Rohan Paul@rohanpaul_ai · 5月19日57HiDream just open-sourced an 8B image model with a big message behind it: the old diffusion pipeline (VAE-plus-text-encoder) may not be the only serious path left.
8B param, HiDream-O1-Image (8B) claims parity with models over 3x its size (e.g., 27B Qwen-Image).
@HiDream_AI , @vivago_ai
Key Features
🧬 Pixel-Level Unified Transformer — One end-to-end model on raw pixels, no VAE, no disjoint text encoder.
🎨 One Model, Many Tasks — Text-to-image, long-text rendering, instruction editing, subject-driven personalization, and storyboard generation in a single architecture.
🧠 Reasoning-Driven Prompt Agent — Built-in "thinking" agent that resolves implicit knowledge, layout, and text rendering before generation.
🖼️ Native High Resolution — Direct synthesis up to 2,048 × 2,048 with sharp fine-grained detail.
⚡ Exceptional Efficiency and Versatility at 8B Scale — With only 8B parameters, achieves performance parity with or even surpasses larger open-source DiTs and leading closed-source models.
Most image models still split the job across a text encoder, a VAE, and a diffusion model, so details can get lost when real pixels are compressed into hidden image codes.
HiDream-O1-Image removes that split by using a Pixel-level Unified Transformer, where raw image patches, text tokens, and task conditions enter the same model space.
That means text-to-image, image editing, and subject personalization become variants of one in-context generation task, not separate pipelines.
A prompt agent first rewrites messy user requests into clearer visual instructions, reasoning through layout, subject attributes, physics, and context before generation.
The strongest result is text rendering.
On LongText-Bench, the 8B model scores 0.979 in English and 0.978 in Chinese, while the 200B+ model reaches 0.982 and 0.980.
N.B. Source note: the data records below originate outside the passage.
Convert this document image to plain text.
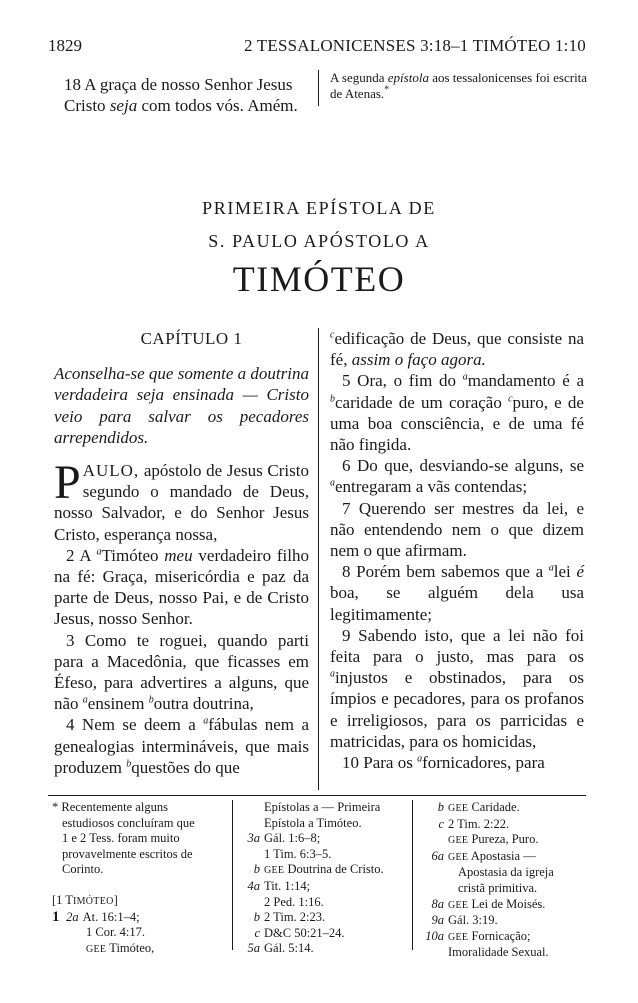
1829	2 TESSALONICENSES 3:18–1 TIMÓTEO 1:10
18 A graça de nosso Senhor Jesus
Cristo seja com todos vós. Amém.
A segunda epístola aos tessalonicenses foi escrita de Atenas.*
PRIMEIRA EPÍSTOLA DE
S. PAULO APÓSTOLO A
TIMÓTEO
CAPÍTULO 1
Aconselha-se que somente a doutrina verdadeira seja ensinada — Cristo veio para salvar os pecadores arrependidos.
PAULO, apóstolo de Jesus Cristo segundo o mandado de Deus, nosso Salvador, e do Senhor Jesus Cristo, esperança nossa,
2 A $^a$Timóteo meu verdadeiro filho na fé: Graça, misericórdia e paz da parte de Deus, nosso Pai, e de Cristo Jesus, nosso Senhor.
3 Como te roguei, quando parti para a Macedônia, que ficasses em Éfeso, para advertires a alguns, que não $^a$ensinem $^b$outra doutrina,
4 Nem se deem a $^a$fábulas nem a genealogias intermináveis, que mais produzem $^b$questões do que
$^c$edificação de Deus, que consiste na fé, assim o faço agora.
5 Ora, o fim do $^a$mandamento é a $^b$caridade de um coração $^c$puro, e de uma boa consciência, e de uma fé não fingida.
6 Do que, desviando-se alguns, se $^a$entregaram a vãs contendas;
7 Querendo ser mestres da lei, e não entendendo nem o que dizem nem o que afirmam.
8 Porém bem sabemos que a $^a$lei é boa, se alguém dela usa legitimamente;
9 Sabendo isto, que a lei não foi feita para o justo, mas para os $^a$injustos e obstinados, para os ímpios e pecadores, para os profanos e irreligiosos, para os parricidas e matricidas, para os homicidas,
10 Para os $^a$fornicadores, para
* Recentemente alguns
estudiosos concluíram que
1 e 2 Tess. foram muito
provavelmente escritos de
Corinto.
[1 TIMÓTEO]
1 2a At. 16:1–4;
1 Cor. 4:17.
GEE Timóteo,
Epístolas a — Primeira
Epístola a Timóteo.
3a Gál. 1:6–8;
1 Tim. 6:3–5.
b GEE Doutrina de Cristo.
4a Tit. 1:14;
2 Ped. 1:16.
b 2 Tim. 2:23.
c D&C 50:21–24.
5a Gál. 5:14.
b GEE Caridade.
c 2 Tim. 2:22.
GEE Pureza, Puro.
6a GEE Apostasia —
Apostasia da igreja
cristã primitiva.
8a GEE Lei de Moisés.
9a Gál. 3:19.
10a GEE Fornicação;
Imoralidade Sexual.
That is the part to watch, because clean text inside generated images is still one of the hardest problems for image models.
🧵 1.
译HiDream开源了8B参数的HiDream-O1-Image模型,其核心创新在于采用像素级统一变换器,用单一架构直接处理原始图像块、文本与任务条件,将文本生成图像、编辑、个性化等任务统一为上下文生成,无需传统的VAE和文本编码器管线。该模型内置推理提示代理,能原生支持最高2048×2048的高分辨率合成。在性能上,它在参数量仅为部分同类模型三分之一的情况下,达到了可比的水平,尤其在文本渲染任务上表现出色,结果接近更大规模的模型。